Extension challenges (optional)

  • Easy. Re-run STRIDE-MA on an additional DFD element you didn't cover in Step 4. Add ≥ 2 rows.
  • Medium. Add an "Agent layer" extension to your DFD: imagine the RAG app got a send_email tool. Re-run STRIDE-MA on the tool-call boundary. Identify ≥ 2 new threats with Agency-abuse (A) category.
  • Hard. Write a 1-page "AI Security Posture" summary for a fictional buyer's procurement review — translating your threat model into bidder-friendly language. Use the OWASP coverage matrix as your spine.

References

  • Shostack, Threat Modeling, esp. ch. 5 (STRIDE) and ch. 11 (deliverables).
  • MITRE ATLAS Matrix — https://atlas.mitre.org/matrices/
  • OWASP LLM Top 10 — https://owasp.org/www-project-top-10-for-large-language-model-applications/
  • NIST AI RMF Map and Measure functions — https://nvlpubs.nist.gov/nistpubs/ai/NIST.AI.100-1.pdf

Provisioning spec (for lab platform admin, NOT shown to learner)

Container base image: aisec/labs-base:0.1

Additional pre-installed files: - /workspace/ai-sec-course/templates/threat-model-template.md — markdown skeleton with all section headers in place - /workspace/ai-sec-course/runs/lab2_6/rubric.md — five-dimension grading rubric (also used by graders) - /workspace/ai-sec-course/runs/lab2_6/.gitkeep

Editor: any text editor (vim/nano/code-server) — the lab platform should expose at least one.

Network access: outbound to atlas.mitre.org, owasp.org, nvlpubs.nist.gov (for reference lookups during the lab).

Estimated resource use: - RAM: minimal (mostly markdown + the running RAG, ~3 GB at peak) - CPU: negligible - Wallclock: 50–80 min

Grading: self-graded against the rubric in the lab. If we add a manual grading pass (paid certification track), provision a "submit for review" workflow that snapshots runs/lab2_6/threat-model.md to platform storage.

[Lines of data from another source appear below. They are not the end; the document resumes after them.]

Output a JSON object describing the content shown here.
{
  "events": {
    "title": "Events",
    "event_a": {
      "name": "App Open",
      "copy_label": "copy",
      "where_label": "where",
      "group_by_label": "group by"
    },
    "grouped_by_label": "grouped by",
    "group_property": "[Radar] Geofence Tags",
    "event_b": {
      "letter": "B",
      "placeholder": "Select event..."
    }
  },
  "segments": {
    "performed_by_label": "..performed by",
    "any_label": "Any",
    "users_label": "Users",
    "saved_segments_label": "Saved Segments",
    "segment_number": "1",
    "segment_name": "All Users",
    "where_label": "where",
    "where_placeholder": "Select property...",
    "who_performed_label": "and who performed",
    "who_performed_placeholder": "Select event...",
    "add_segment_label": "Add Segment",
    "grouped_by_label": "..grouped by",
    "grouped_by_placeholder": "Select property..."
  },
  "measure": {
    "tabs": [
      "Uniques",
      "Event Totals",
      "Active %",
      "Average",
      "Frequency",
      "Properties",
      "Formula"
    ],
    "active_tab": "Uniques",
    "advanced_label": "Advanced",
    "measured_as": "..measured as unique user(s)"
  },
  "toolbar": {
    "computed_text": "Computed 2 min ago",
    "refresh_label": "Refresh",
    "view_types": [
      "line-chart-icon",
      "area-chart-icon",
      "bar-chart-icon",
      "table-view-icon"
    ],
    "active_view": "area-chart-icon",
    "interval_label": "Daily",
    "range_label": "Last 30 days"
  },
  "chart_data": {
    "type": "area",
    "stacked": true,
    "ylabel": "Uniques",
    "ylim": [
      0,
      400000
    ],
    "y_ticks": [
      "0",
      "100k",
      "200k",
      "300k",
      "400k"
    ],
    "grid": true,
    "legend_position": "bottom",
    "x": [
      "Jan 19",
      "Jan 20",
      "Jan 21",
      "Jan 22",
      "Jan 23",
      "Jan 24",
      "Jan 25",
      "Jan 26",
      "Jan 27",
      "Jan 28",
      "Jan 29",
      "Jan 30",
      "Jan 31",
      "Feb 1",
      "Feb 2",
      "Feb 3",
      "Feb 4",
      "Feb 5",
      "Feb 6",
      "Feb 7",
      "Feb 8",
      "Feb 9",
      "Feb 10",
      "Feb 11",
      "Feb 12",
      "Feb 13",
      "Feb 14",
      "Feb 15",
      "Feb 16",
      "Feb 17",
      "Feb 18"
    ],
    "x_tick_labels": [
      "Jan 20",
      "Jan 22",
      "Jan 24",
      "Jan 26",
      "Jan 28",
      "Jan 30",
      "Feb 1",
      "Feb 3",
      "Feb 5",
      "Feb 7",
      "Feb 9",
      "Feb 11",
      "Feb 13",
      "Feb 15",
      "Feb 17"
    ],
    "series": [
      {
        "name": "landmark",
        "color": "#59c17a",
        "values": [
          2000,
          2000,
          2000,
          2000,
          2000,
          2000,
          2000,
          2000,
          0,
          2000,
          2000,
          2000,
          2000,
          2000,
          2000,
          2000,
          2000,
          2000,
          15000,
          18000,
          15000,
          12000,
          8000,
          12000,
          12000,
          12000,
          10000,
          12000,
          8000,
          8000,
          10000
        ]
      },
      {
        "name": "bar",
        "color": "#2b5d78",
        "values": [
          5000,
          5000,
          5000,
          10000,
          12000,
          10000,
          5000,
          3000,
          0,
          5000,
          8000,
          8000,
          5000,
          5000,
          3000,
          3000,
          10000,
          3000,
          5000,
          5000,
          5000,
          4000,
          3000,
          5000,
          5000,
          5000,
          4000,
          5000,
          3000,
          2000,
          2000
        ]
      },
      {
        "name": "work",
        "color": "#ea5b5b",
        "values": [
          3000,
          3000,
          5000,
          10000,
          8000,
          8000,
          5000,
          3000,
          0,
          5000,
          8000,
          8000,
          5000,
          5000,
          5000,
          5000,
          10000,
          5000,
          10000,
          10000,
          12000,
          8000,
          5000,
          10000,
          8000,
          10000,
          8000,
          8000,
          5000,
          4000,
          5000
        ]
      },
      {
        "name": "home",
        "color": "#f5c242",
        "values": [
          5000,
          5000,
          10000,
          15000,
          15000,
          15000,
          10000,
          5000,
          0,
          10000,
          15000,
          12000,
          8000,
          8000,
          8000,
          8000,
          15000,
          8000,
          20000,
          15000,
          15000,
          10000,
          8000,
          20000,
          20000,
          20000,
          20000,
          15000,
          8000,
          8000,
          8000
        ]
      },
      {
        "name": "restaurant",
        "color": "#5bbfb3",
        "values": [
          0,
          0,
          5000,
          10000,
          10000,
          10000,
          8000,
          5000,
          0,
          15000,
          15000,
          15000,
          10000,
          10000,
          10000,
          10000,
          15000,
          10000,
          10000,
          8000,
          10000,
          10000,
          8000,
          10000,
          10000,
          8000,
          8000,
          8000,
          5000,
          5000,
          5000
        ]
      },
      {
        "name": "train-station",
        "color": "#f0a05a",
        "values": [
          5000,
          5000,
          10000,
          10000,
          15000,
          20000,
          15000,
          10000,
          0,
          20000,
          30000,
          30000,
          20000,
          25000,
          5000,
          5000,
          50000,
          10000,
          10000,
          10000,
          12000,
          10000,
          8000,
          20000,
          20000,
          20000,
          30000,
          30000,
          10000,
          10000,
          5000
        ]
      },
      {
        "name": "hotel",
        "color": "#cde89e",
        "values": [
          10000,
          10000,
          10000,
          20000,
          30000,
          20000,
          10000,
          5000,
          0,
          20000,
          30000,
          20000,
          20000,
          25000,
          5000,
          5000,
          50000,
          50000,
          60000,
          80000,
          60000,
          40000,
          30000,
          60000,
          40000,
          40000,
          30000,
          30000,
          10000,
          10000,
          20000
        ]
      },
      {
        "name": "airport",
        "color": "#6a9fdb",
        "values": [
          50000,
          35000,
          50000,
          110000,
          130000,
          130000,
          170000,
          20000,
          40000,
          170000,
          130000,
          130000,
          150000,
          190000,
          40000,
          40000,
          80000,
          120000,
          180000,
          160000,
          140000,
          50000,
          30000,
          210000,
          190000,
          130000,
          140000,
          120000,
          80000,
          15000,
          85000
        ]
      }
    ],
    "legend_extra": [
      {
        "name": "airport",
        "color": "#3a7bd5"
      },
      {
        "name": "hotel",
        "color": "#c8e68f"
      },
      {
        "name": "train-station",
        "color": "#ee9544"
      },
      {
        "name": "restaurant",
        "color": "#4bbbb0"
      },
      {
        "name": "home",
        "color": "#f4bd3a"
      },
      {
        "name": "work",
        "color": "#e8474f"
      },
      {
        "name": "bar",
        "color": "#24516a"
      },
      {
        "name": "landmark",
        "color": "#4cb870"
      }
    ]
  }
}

Notes for platform admin: - The templates/threat-model-template.md should ship as part of the companion repo image. Add to next provisioning iteration if missing. - This lab references L1.7's RAG state (/workspace/.cache/chroma). If the container session has been reset between modules, the lab includes a "rebuild index first" instruction.